Combine sherry, soy sauce, & sugar. Heat a couple of tablespoons of oil in a wok or large frying pan, add the ground meat & stir for around 3 minutes. Add Bok Choy or cabbage & cook for 3 more minutes. Add sherry mix, along with mushrooms, cloud ears, bamboo shoots, garlic, & red pepper flakes. Mix well. Add bean curd & stir gently. Add 1/2 cup of water, lower heat, cover, & cook for an additional 3 minutes. Add Hoisin sauce & scallions if using, stir & serve over hot Jasmine rice.


----------



## GB (Apr 12, 2010)

Hey Breezy. Good to see you. Those sound great. Thanks for sharing.

Larry, I went to the Asian market during my lunch today. There were more tofu option than I could count, including all the types you listed. I decided to stick with just a plain firm tofu to start, but if my family will eat this then I just may venture into the flavored ones a bit more. They had a lot of spicy ones at the store which I would have loved, but the rest of my family would not be so happy with.


----------



## Janet H (Apr 12, 2010)

Here's one I do regularly - measurements are approximate.
Tofu, Broccoli & Mushrooms in black bean sauce.

1/2 lb firm tofu - sliced into bite sized pieces and pan seared in a little butter to brown.(set aside).

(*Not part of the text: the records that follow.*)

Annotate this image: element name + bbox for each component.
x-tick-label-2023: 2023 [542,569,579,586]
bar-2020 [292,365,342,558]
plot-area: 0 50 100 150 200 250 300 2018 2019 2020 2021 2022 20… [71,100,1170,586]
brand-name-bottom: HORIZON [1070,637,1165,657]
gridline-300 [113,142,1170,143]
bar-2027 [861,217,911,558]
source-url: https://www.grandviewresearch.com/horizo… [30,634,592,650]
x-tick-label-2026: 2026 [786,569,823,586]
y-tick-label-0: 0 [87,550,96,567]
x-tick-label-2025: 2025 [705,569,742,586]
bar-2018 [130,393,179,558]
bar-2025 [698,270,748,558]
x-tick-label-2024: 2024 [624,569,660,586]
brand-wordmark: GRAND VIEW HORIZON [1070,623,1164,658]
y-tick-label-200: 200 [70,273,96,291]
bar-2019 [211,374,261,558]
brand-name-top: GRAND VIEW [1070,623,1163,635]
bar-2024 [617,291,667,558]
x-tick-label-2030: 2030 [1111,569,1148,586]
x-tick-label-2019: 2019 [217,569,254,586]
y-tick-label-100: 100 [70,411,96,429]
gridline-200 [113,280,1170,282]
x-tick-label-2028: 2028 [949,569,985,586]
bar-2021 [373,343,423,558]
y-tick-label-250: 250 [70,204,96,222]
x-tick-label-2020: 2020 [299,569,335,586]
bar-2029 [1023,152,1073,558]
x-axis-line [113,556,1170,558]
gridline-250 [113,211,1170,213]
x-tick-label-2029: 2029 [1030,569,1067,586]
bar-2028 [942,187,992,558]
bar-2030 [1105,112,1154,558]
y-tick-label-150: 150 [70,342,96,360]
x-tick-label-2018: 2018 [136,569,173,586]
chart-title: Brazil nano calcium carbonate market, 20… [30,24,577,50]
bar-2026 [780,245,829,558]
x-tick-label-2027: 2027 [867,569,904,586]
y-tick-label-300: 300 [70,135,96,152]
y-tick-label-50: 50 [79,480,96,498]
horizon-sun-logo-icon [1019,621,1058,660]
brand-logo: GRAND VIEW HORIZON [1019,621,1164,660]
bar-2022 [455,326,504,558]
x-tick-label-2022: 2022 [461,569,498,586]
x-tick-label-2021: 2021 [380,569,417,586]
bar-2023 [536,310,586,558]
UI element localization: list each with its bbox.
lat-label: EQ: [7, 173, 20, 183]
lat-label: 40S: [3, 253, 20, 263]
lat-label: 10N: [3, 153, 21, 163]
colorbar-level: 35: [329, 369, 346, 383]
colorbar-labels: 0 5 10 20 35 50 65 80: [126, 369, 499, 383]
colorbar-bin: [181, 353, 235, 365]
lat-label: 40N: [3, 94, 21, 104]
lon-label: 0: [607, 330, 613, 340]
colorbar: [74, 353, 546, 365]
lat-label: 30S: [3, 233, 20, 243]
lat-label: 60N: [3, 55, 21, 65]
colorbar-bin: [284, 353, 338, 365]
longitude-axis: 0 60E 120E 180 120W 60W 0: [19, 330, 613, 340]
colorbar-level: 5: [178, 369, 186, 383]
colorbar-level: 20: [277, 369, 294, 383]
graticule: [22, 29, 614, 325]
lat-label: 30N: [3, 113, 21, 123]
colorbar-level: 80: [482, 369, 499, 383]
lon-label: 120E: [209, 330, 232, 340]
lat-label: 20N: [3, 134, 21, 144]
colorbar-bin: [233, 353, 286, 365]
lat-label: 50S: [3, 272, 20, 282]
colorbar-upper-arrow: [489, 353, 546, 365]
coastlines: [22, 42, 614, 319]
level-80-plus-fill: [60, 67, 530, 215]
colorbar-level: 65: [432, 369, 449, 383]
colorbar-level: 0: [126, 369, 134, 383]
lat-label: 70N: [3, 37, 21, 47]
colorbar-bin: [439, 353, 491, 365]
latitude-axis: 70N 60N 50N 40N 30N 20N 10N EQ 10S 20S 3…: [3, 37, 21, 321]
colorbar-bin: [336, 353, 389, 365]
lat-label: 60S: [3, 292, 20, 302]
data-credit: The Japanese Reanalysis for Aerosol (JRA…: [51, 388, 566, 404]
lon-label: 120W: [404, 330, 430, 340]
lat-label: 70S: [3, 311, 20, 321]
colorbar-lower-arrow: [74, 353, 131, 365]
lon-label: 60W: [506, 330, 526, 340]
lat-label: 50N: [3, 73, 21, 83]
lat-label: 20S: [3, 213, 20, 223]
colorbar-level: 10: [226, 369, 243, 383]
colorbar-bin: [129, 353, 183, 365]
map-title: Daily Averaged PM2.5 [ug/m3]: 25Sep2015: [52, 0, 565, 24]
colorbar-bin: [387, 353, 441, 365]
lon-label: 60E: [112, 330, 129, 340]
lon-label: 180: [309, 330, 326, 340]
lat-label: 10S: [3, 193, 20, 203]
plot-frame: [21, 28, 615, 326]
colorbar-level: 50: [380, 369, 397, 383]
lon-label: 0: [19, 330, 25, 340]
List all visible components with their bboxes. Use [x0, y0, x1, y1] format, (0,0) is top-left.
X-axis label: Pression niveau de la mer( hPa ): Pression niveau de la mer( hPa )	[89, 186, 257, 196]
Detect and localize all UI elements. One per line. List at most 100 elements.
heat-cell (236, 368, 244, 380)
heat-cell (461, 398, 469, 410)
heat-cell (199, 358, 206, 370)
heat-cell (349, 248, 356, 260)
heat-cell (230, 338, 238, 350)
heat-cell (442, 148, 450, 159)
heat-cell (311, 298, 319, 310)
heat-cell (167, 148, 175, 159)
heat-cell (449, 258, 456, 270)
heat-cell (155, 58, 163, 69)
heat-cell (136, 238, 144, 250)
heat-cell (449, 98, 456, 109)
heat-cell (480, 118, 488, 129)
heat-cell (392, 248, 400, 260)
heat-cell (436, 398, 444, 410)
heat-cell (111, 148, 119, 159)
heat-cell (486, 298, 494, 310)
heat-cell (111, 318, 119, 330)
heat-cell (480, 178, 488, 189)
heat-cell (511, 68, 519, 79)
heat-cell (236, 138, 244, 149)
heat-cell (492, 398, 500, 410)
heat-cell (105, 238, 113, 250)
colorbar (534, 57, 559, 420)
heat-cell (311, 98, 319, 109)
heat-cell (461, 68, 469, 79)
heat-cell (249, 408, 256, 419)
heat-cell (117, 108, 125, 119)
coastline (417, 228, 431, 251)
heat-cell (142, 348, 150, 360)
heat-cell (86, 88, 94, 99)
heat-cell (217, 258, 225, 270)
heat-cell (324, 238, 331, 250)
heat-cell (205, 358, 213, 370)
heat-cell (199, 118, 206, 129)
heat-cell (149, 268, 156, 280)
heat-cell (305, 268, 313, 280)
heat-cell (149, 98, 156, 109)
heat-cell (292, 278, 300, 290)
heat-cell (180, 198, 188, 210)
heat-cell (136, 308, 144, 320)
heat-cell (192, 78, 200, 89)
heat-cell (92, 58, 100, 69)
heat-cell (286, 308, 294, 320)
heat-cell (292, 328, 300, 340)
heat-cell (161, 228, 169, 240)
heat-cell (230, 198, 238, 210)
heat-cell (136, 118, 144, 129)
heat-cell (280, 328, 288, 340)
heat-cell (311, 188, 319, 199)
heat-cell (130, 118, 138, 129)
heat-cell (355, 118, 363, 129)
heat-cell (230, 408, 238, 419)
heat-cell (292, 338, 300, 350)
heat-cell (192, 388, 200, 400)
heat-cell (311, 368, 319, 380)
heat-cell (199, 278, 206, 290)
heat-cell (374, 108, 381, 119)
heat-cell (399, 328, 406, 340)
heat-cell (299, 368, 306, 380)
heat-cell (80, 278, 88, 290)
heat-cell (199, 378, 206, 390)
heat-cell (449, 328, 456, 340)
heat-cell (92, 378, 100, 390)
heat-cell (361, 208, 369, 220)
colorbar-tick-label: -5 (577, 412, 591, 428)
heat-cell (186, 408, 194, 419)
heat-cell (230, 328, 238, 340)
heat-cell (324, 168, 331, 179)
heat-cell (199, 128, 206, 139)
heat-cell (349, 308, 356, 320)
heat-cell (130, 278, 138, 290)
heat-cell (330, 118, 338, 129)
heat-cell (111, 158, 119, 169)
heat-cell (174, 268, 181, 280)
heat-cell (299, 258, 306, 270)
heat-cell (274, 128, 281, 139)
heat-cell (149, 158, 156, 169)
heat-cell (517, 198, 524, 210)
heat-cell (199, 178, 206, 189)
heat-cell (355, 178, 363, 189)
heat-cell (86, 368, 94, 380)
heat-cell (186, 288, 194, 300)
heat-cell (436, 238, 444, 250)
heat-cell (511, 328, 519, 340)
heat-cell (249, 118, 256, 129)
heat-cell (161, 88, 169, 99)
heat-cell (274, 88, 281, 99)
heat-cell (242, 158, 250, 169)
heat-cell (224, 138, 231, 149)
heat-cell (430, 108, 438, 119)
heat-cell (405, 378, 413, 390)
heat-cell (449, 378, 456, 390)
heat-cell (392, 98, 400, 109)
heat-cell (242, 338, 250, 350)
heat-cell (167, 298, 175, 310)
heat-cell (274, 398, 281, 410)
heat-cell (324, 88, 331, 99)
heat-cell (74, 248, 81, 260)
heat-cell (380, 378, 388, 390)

Med head of Broccoli - bite size pieces
2 carrots, yellow squash or canned baby corn ears
1/2 sliced onion
Big handful of seasonal Mushrooms (fresh)
Big handful  of Mushroom shitake (re-hydrated) . 
1 knob Fresh ginger - peeled and sliced (about  2 T)
5 cloves garlic minced
1/2 C cashews or peanuts

Handful of chopped cilantro
Sesame oil

Sauce:
1 mounded T of black bean sauce
1 t chili garlic chili sauce
1/2 C beer or white wine or water
1 T rice wine vinegar (adjust acid level based on use of beer or wine (above)
1 T Ketchup (shhh - don't tell ANYONE)
1 - 2 tsp corn starch
1 C Soaking liquid from shitakes

Mix up the sauce into a container (minus the soaking liquid and set aside)
Set aside soaking liquid.


1. Sear onions, yellow veggies and mushrooms in wok or skillet. 
2. Add broccoli and cover for a minute or 2 to steam.  
3. Uncover and add precooked tofu, ginger, garlic and nuts. cook for another minute or two until heated through.  
4. Add sauce to dish and stir rapidly to cook and combine.  Use soaking liquid to adjust sauce thickness.
5. Add chopped cilantro and turn into serving dish. Top with a drizzle of sesame oil.

This whole dish takes about 5 minutes to cook once ingredients are prepped.
Here are links to the sauces referenced - They are available in several brands and keep a long time.

http://www.quickspice.com/scstore/images/leekumkee-blackbeangarlic_lg.jpg
http://www.spicesofindia.co.uk/acatalog/Lee-Kum-Kee-Spicy-Garlic-Sauce-Big.jpg


----------



## GB (Apr 12, 2010)

Now that is what I am talking about. Thanks Janet. That sounds really delicious!


----------